Амбар превратился в едва различимую точку на темной карте Вселенной. Умму казалось, что эта точка застыла где-то в середине зрачка полузакрытого глаза мертвого Ящера, мерцавшего дымчато-белыми бисеринами на небесном холсте. А оставшиеся без ответа вопросы назойливо кружили и кружили стаей огромных черных воронов над головой Умма. Все расплывалось и хаотично вибрировало. Хотя и не настолько, чтобы от юноши ускользнула очередная диковина.
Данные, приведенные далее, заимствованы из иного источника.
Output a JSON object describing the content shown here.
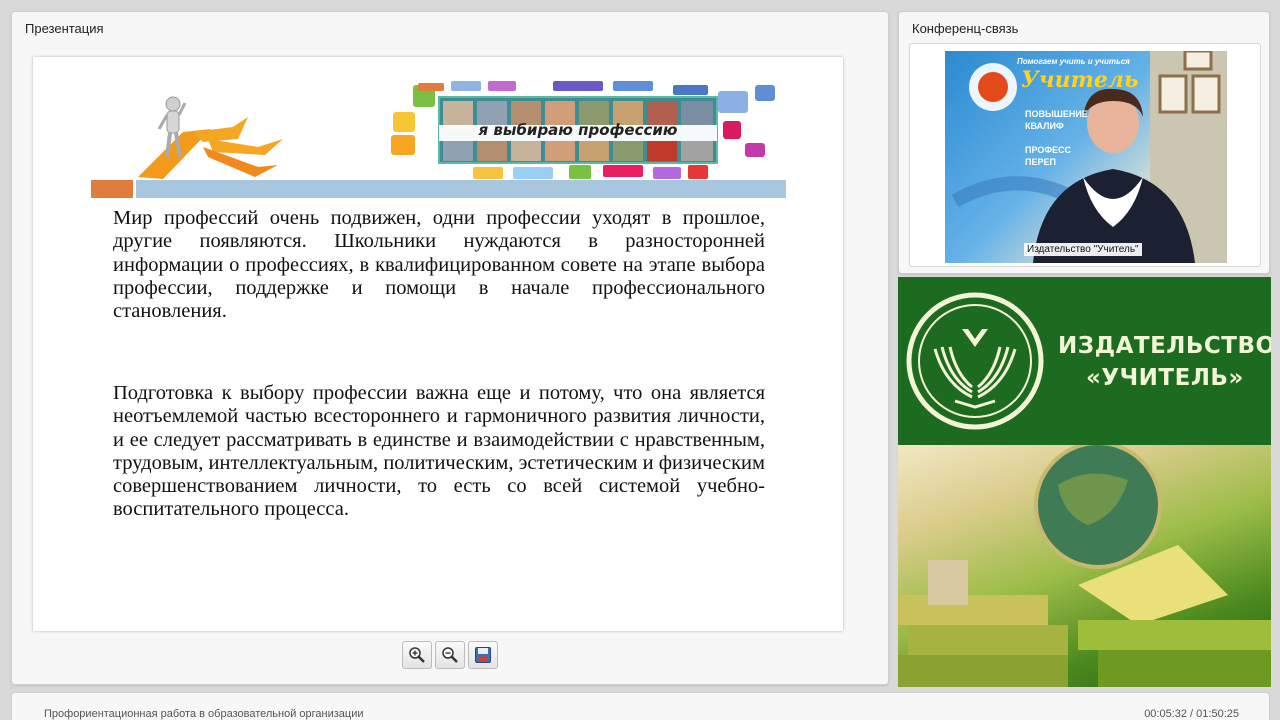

Крылья воронов. Они – Умм был готов биться об заклад – состояли не из перьев, а размах их был в несколько раз шире, чем у самых крупных птиц. Удлиненные когти чудищ начинались от самого предплечья и заканчивались загнутыми книзу острыми крючьями. На когтях, точно темно-бурые паруса на реях, были натянуты шершавые кожные перепонки. Хлопанье этих мрачных «вееров» порождало воздушные потоки, достойные небольшого смерча. Взмокшая рубаха Умма мгновенно превратилась в ледяной панцирь; волосы развевались. Странные вороны, видать, собрались на пир: в каждом их движении было зловещее предвкушение.

Умм с некоторой оторопью обнаружил, что не испытывает страха перед мракобесными созданиями. Даже если они и явились за ним – что с того? Кой черт себя обманывать: отныне жизнь не будет прежней! Если все увиденное в чулане – правда, то как ему, распоследнему безбожнику, придавленному тяжким камнем вины, теперь разогнуться? До чего он довел семью… Как вышло, что пролитая кровь родного отца стала единственным выходом? Что сталось с матушкой и старшим братом Заккиром? Юноша не ожидал, что его побег и жизненный план обернутся для всех таким невыносимым горем. Что его неуемное честолюбие отразится эхом рыданий на Пепелище… Он-то наивно полагал, что с его исчезновением жизнь семьи продолжит катиться по старой колее – разве что одной спицей в этом колесе станет меньше…

Стая перепончатокрылых воронов продолжала кружить прямо над макушкой Умма. Их стало больше. Юноша задрал голову, прищурился и увидел, что над одним птичьим кругом виднеется другой – чуть меньше в диаметре. А над ним – еще один, и так до самого предела зрения… Ветер усиливался, грозя сбить Умма с ног, норовил вырвать нож из судорожно сжатых пальцев.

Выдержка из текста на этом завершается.